The changes projected in the investigated hydrological indicators under a climate change scenario by the hydrological models calibrated in different ways show similar large-scale spatial patterns. These patterns are generally in agreement with previous European studies on the impact of climate change, indicating a generally wetter north and drier south (e.g., Donnelly et al. 2017; Lobanova et al. 2017; Schneider et al. 2013). For many of the indicators, however, differences appear in the magnitudes of the projected changes between the BM and M00 models that have distinct spatial pattern. BM projects a stronger decrease in runoff in the southern part of Europe in comparison with M00. In some areas of central Eastern Europe and eastern Spain, where the models project increase in runoff, BM projects less increase than M00, as shown in Fig. 6 (right column). This highlights that BM generally projects a drier condition than M00. This general pattern mirrors the BM model’s tendency to underestimate the flow more than M00 does (see Section 3.2.1).

The impact of the scale at which model calibration was performed on the climate projection is more apparent when one examines the projections made for the aridity index. Unlike runoff and discharge, the difference in the projections between the different models does not follow a pattern along the direction of the change signal. Whether one of the models projects a stronger change signal than the other appears to be unique to each of the major basins used for the calibration of BM (see Fig. 7). The difference in the model simulations of the index is controlled by the simulated evapotranspiration. The region-dependent evapotranspiration parameter has the same value in all subcatchments of a major basin for BM, while it can be different in each subcatchment for M00 and the ensemble models. Differences in the change signals between subcatchments within a major basin originate from this difference in the evapotranspiration parameter.

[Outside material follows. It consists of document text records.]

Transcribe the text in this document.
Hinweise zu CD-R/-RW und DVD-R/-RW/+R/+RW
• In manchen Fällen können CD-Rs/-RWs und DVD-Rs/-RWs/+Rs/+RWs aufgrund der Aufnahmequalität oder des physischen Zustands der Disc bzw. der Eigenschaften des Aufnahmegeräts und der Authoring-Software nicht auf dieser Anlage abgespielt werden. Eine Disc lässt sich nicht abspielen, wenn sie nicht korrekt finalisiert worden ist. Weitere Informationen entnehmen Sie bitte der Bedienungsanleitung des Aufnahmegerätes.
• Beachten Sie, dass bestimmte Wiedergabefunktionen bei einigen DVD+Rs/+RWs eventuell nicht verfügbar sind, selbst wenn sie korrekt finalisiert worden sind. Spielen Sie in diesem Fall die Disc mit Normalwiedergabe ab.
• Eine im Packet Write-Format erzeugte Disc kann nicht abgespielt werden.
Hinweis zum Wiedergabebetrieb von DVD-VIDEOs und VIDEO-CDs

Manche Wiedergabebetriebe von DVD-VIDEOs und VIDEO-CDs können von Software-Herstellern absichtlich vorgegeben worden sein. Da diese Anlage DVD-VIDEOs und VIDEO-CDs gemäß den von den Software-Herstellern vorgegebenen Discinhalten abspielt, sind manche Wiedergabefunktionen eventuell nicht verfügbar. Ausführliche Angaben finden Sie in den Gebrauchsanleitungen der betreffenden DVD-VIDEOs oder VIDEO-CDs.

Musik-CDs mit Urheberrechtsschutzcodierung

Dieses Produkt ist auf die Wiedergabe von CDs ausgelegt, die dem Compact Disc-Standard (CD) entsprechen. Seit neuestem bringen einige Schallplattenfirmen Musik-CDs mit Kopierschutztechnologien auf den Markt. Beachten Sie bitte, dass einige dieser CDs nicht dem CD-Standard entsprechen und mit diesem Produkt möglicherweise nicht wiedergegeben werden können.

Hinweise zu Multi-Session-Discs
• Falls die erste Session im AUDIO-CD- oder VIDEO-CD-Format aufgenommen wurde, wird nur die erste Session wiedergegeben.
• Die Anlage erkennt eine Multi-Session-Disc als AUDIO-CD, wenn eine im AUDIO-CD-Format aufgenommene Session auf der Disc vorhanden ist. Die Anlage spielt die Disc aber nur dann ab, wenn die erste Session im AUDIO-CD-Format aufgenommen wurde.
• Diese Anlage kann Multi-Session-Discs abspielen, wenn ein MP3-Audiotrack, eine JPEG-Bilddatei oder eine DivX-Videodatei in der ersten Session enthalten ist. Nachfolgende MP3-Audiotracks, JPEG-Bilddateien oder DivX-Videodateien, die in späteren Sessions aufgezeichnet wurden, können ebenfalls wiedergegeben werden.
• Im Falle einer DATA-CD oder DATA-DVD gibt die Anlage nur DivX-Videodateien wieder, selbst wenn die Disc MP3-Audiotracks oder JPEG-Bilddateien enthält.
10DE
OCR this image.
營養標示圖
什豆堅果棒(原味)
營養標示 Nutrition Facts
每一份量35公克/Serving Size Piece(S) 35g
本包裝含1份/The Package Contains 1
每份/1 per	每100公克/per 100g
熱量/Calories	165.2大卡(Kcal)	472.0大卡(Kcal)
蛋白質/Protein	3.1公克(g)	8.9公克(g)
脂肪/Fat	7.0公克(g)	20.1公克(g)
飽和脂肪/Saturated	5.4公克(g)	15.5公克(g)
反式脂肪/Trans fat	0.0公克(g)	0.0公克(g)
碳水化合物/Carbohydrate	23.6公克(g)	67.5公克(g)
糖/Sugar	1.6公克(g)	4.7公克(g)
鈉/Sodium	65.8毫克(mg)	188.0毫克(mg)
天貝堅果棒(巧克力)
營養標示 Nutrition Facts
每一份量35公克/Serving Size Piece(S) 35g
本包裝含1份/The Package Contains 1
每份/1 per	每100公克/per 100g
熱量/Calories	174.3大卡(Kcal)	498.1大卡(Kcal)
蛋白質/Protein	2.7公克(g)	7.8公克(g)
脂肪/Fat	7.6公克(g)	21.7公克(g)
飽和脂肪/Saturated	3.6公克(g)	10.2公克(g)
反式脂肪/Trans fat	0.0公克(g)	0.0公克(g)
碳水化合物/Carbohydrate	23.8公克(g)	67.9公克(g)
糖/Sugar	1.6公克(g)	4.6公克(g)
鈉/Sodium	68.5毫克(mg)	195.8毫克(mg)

The similarity in the distributions of the changes projected by the M00 model and the model ensembles (see Table 2) highlights how model parameter uncertainty propagates into the projection of the hydrological indicators relative to the uncertainty of the climate models. The stations used for model calibration for the M00 and the ensemble models are the same, and the only differences are the model calibration procedures. Ensembles of parameter sets were sampled based on the GLUE approach. Transfer of model parameters to other catchments was performed using the same regionalization scheme as in the M00 model. The result suggests that despite the variation in the model performance between M00 and the model ensemble, as well as among the ensemble members introduced by the differences in the parameter sets, the uncertainty introduced to the climate change projection by the model ensemble is not that significant.

Although it is difficult to state which of the models provide a more credible projection in the climate change signals on the hydrological indicators, it is important to highlight here that M00 results in a more realistic representation of the hydrological processes at a more spatial detail than BM. M00 is likely to provide a physically consistent projection across the model domain due to the incorporation of catchment physiographic features in the estimation of parameters in addition to the finer spatial scale of the catchments used for model calibration. The BM model may miss local variations in certain processes due to the lumped larger scale parameterization of some of the processes (Krysanova et al. 2018). Furthermore, the absence of variation in the climate impact projection signals between M00 and the ensemble models, which were all parametrized at a similar spatial scale despite the difference in the calibration procedures, increases our confidence in the projection made by M00.

4 Conclusions

The large-scale patterns of the change signals for different hydrological indicators projected at a pan-European scale by a regional hydrological model calibrated with different levels of detail were found to be similar and are generally consistent with the results of several previous European studies. However, the change signal strength varies between the models. For the long-term discharge and runoff, the difference in the change signals appears to be related to the model bias in terms of reproducing the long-term mean runoff. The BM model, which more strongly underestimates the long-term runoff, projects a stronger change signal where the model projects a drier signal and weaker signal where the model projects a wetter signal. For some of the indicators, the differences in the projected signals mirror the spatial differences in the model parameters that control processes that affect the indicators, suggesting the need for a robust model parameter estimation scheme that captures the local variability of the parameters. We can conclude that the calibration strategy can have a large impact at the catchment scale but that the overall pan-European message of the projections remains similar.

The distributions of the median change signals projected by an ensemble of models introduced by sampling parameters using the GLUE approach from the regionalized model were found to be similar to the distributions of change signals projected by the regionalized model for all hydrological indicators. This suggests that the projected climate change signals are less sensitive to the absolute magnitudes of the model parameters than their spatial variability as long as the model performance does not strongly vary between the models. This, however, needs further investigation by setting up a simulation experiment over a wider range of model parameters. Finally, although our results suggest that the hydrological model introduces less uncertainty to the climate impact projection than the climate models, a more comprehensive uncertainty analysis would enable to quantify the contribution of the different components of the model chain.